Mintzes has also said that some studies have shown that exposing pregnant women to the drugs can increase the risk of babies suffering from the sometimes fatal condition called persistent pulmonary hypertension of the newborn (PPHN).
PPHN is what one of the families is convinced caused the death of their newborn son. The child’s mother took Effexor while she was pregnant.
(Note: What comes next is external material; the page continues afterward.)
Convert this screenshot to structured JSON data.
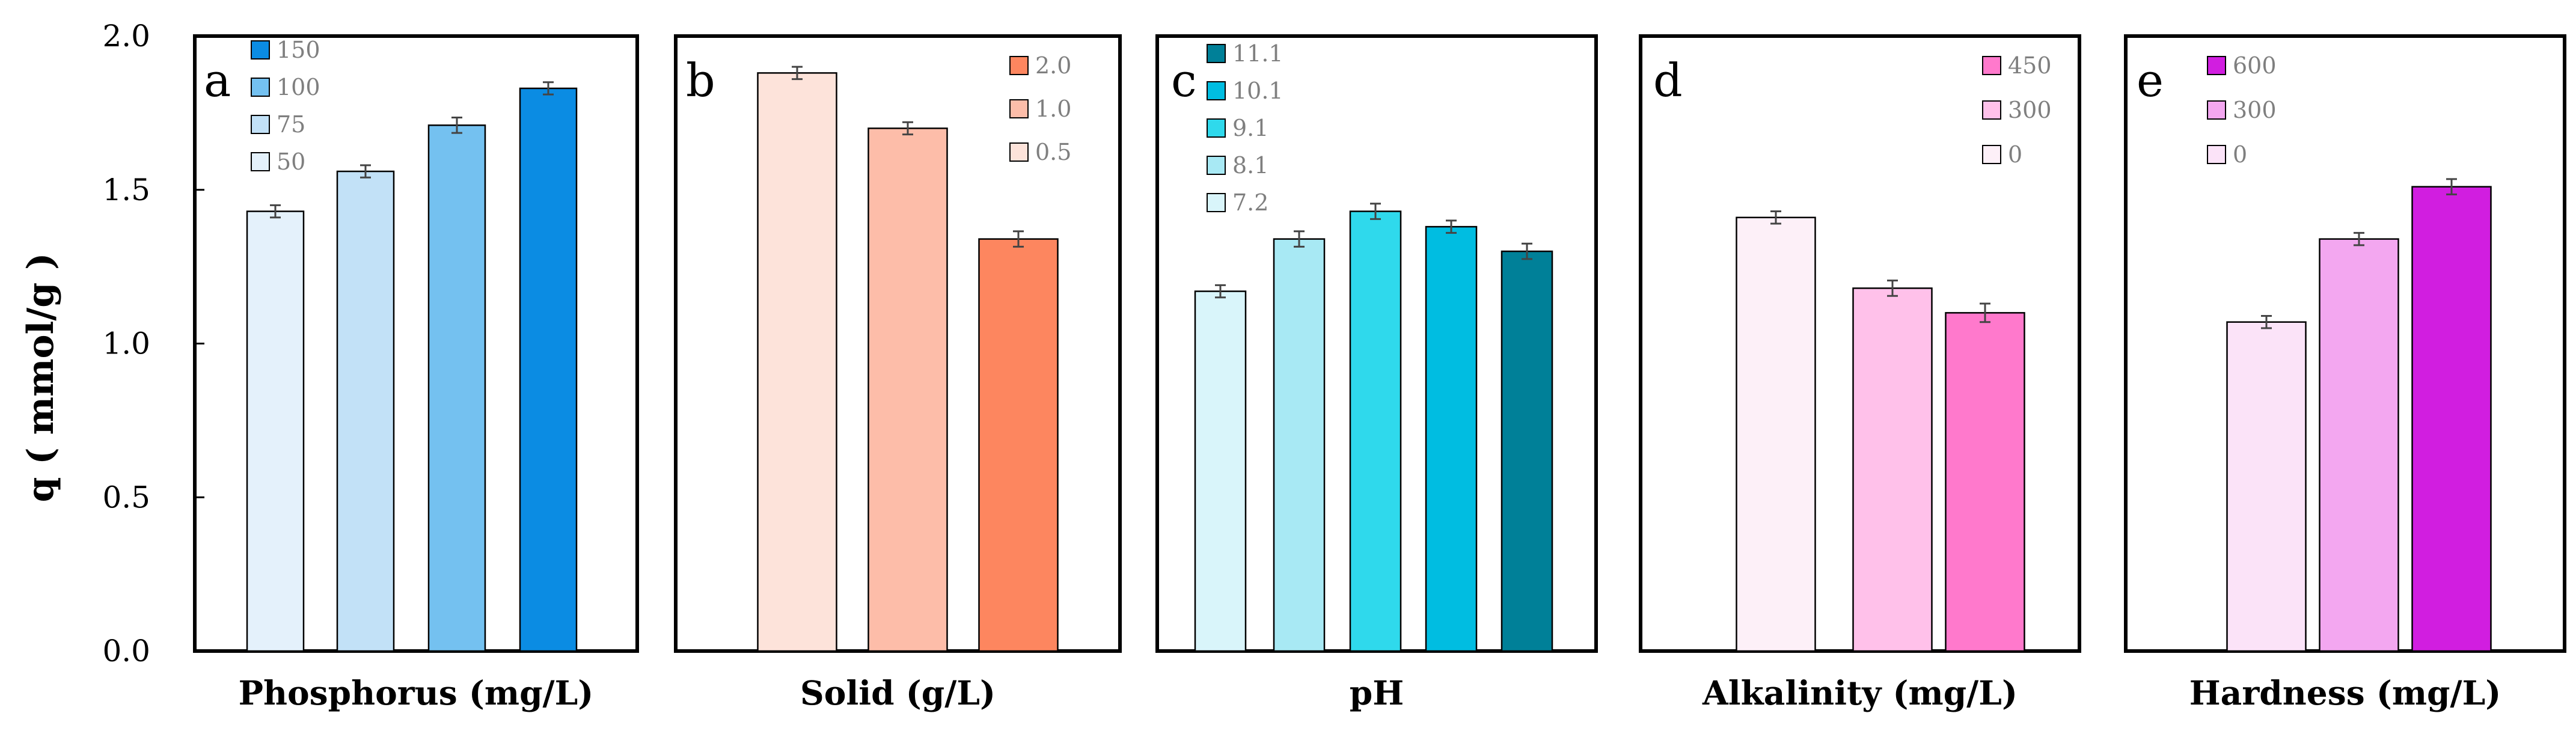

A spokeswoman for Pfizer, Maureen McConnell, says that the study that was used by Health Canada did not link SSRIs or other antidepressants to a higher risks of PPHN. She also said, “The product monograph and label information distributed with the product addresses the use of Effexor in pregnant women, including that the safety of venlafaxine, has not been established in pregnant women and that venlafaxine must only be administered to pregnant women if the expected benefits outweigh the possible risks.”
However, both the first and second family, whose child also died (at 2 months old) after the mother took Effexor while pregnant, claim that they weren’t warned about the risks associated with Effexor toward babies. Both of the mothers made the mistake of trusting their doctors completely — and their babies paid the price.